Sur chacun d'eux, la courbe bleue montre l’évolution du nombre de peintures présentées aux Salons faisant référence à la guerre de 1870-1871. Lors de ces manifestations où sont, plus qu’ailleurs, exposées des « peintures d’histoire », la représentation de L'année terrible s’efface au fil du temps. Très envahissant dans les années 70, le sujet devient de moins en moins prisé. Usure de celui-ci ? Effacement du souvenir ? Disparition des vétérans susceptibles de porter mémoire de la guerre ? Ces explications se combinent. Dans le même temps, le mouvement revanchiste qui marque les années 1890 (affaires Boulanger et Dreyfus) monte en puissance.
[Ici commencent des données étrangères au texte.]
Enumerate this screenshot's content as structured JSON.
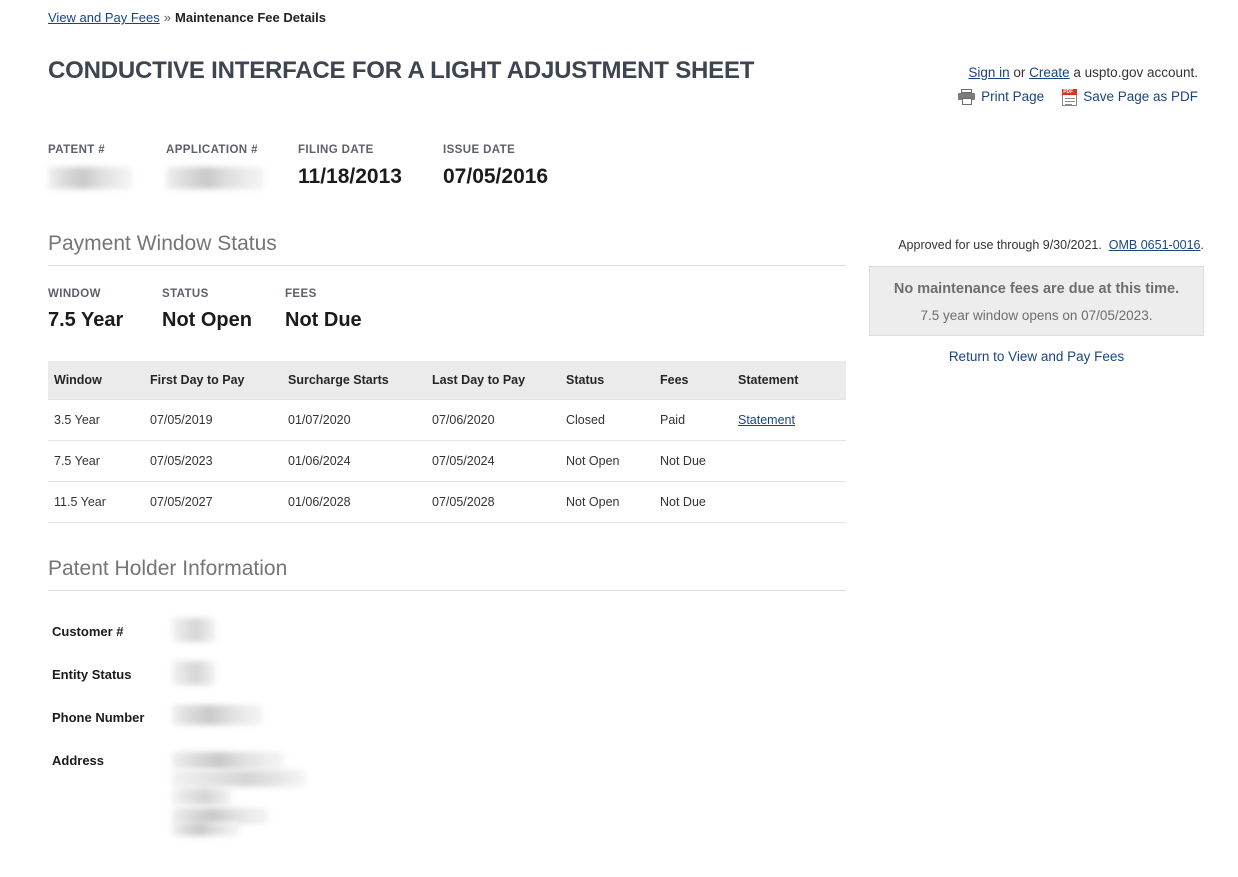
{
  "breadcrumb": {
    "link_label": "View and Pay Fees",
    "separator": "»",
    "current": "Maintenance Fee Details"
  },
  "page_title": "CONDUCTIVE INTERFACE FOR A LIGHT ADJUSTMENT SHEET",
  "account": {
    "sign_in": "Sign in",
    "or": " or ",
    "create": "Create",
    "suffix": " a uspto.gov account.",
    "print_label": "Print Page",
    "pdf_label": "Save Page as PDF",
    "print_icon": "printer-icon",
    "pdf_icon": "pdf-file-icon"
  },
  "patent_meta": [
    {
      "label": "PATENT #",
      "value": "",
      "redacted": true
    },
    {
      "label": "APPLICATION #",
      "value": "",
      "redacted": true
    },
    {
      "label": "FILING DATE",
      "value": "11/18/2013",
      "redacted": false
    },
    {
      "label": "ISSUE DATE",
      "value": "07/05/2016",
      "redacted": false
    }
  ],
  "payment_window": {
    "heading": "Payment Window Status",
    "items": [
      {
        "label": "WINDOW",
        "value": "7.5 Year"
      },
      {
        "label": "STATUS",
        "value": "Not Open"
      },
      {
        "label": "FEES",
        "value": "Not Due"
      }
    ]
  },
  "fee_table": {
    "columns": [
      "Window",
      "First Day to Pay",
      "Surcharge Starts",
      "Last Day to Pay",
      "Status",
      "Fees",
      "Statement"
    ],
    "rows": [
      {
        "window": "3.5 Year",
        "first_day": "07/05/2019",
        "surcharge": "01/07/2020",
        "last_day": "07/06/2020",
        "status": "Closed",
        "fees": "Paid",
        "statement": "Statement",
        "statement_is_link": true
      },
      {
        "window": "7.5 Year",
        "first_day": "07/05/2023",
        "surcharge": "01/06/2024",
        "last_day": "07/05/2024",
        "status": "Not Open",
        "fees": "Not Due",
        "statement": "",
        "statement_is_link": false
      },
      {
        "window": "11.5 Year",
        "first_day": "07/05/2027",
        "surcharge": "01/06/2028",
        "last_day": "07/05/2028",
        "status": "Not Open",
        "fees": "Not Due",
        "statement": "",
        "statement_is_link": false
      }
    ]
  },
  "sidebar": {
    "omb_prefix": "Approved for use through 9/30/2021.",
    "omb_link": "OMB 0651-0016",
    "omb_suffix": ".",
    "notice_line1": "No maintenance fees are due at this time.",
    "notice_line2": "7.5 year window opens on 07/05/2023.",
    "return_link": "Return to View and Pay Fees"
  },
  "patent_holder": {
    "heading": "Patent Holder Information",
    "fields": [
      {
        "label": "Customer #",
        "value": "",
        "redacted": true
      },
      {
        "label": "Entity Status",
        "value": "",
        "redacted": true
      },
      {
        "label": "Phone Number",
        "value": "",
        "redacted": true
      },
      {
        "label": "Address",
        "value": "",
        "redacted": true
      }
    ]
  },
  "colors": {
    "link": "#1a4480",
    "heading_gray": "#757575",
    "table_header_bg": "#ebebeb",
    "notice_bg": "#ededed",
    "pdf_red": "#d4361f"
  }
}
Il y a ainsi comme un décalage entre l’évocation visuelle de 1870 (en recul) et l’appel politique à sa réparation (en progression).
Les années 1890 sont aussi celles où les références au Consulat et au 1er Empire (y compris à travers des défaites comme en Russie ou à Waterloo) se multiplient (courbe verte). Les deux courbes se croisent entre 1892 et 1893, le rapport entre les deux thèmes s'inverse. Le fait est plus visible sur le second graphique (ci-contre) qui évalue l'évolution en pourcentage d'oeuvres sur un thème selon le nombre total des peintures d'histoire (tous sujets confondus). Ce moment n’est sans doute pas un hasard. Mais que nous apprend-t-il sur le revanchisme ?
Le désir de Revanche est né très tôt, dans les camps de prisonniers en Allemagne. En 1882, Paul Déroulède fonde la Ligue des Patriotes, "mouvement pionnier du nationalisme français" (dixit wikipédia). L'organisation, qui soutient Boulanger - le "Général Revanche" - fait de la reconquête des provinces perdues un des piliers de son programme. Membre actif de la Ligue, Édouard Detaille en devient l'un des meilleurs illustrateurs. Ancien soldat de 1870, il se fait un devoir d’entretenir la mémoire des Français. Il est pourtant le premier à renoncer (au tournant des années 1890) au thème de la guerre franco-prussienne qu’il a déjà beaucoup illustrée. Ayant usé le sujet, il s'ingénie alors à mettre en scène l’armée nouvelle et les manoeuvres qui ont vocation à la préparer à la guerre. Le rêve en est la plus célèbre figuration. Un autre sujet occupe de plus en plus le grand maître de la peinture militaire : les épisodes du 1er Empire. À ce titre, il participe amplement du retournement observé dans nos courbes. La guerre de 1870 ne fait-elle plus recette ? Sur la foi de leurs productions, elle semble ne plus convaincre les artistes de son efficience. Mieux vaut - semble-t-il - la gloire de la Grande armée (y compris dans la défaite) que le souvenir désastreux de celle qui servit "Napoléon le petit".
Telle est l’information que traduit l’analyse des sujets d'Histoire exposés aux Salons pendant l’entre-deux-guerres. Au-delà, elle nous montre comment la revanche de 1914 ne s’est pas tant appuyée sur le souvenir de la défaite qui la justifiait. Ce fait explique peut-être pourquoi les appelés de 1914 faisaient si peu référence à 1870 même s’ils étaient partisans d’une guerre de revanche contre l’Allemagne ! [voir Lecaillon 2011]. Il met surtout en évidence la différence entre l’histoire – un récit construit au mieux du possible par des spécialistes de la discipline – le souvenir – des émotions préservées par une génération, qui vivent et meurent avec elle – et la mémoire – un discours qui renvoie à ce qu'une communauté d'hommes retient de son passé pour se construire un avenir.
Ainsi (et contrairement à une idée bien reçue), corriger les effets de la défaite (la perte de l'Alsace-Lorraine, notamment) ne se serait pas vraiment fait par référence aux souvenirs de celle-ci ! Le Premier Empire, les références à Jeanne d’Arc et celles renvoyant à une Histoire de France mise en mémoire par Ernest Lavisse pour édifier les enfants de l’école obligatoire et gratuite semblent avoir été plus porteurs. Au niveau d'une collectif et dans la durée, la mémoire a souvent plus de force que le souvenir ; et même que l'histoire.
Sources :
Catalogues des Salons de la société des Beaux-arts.
Lecaillon (Jean-François), Le souvenir de 1870, histoire d'une mémoire. Paris, Giovanangeli éditions, 2011.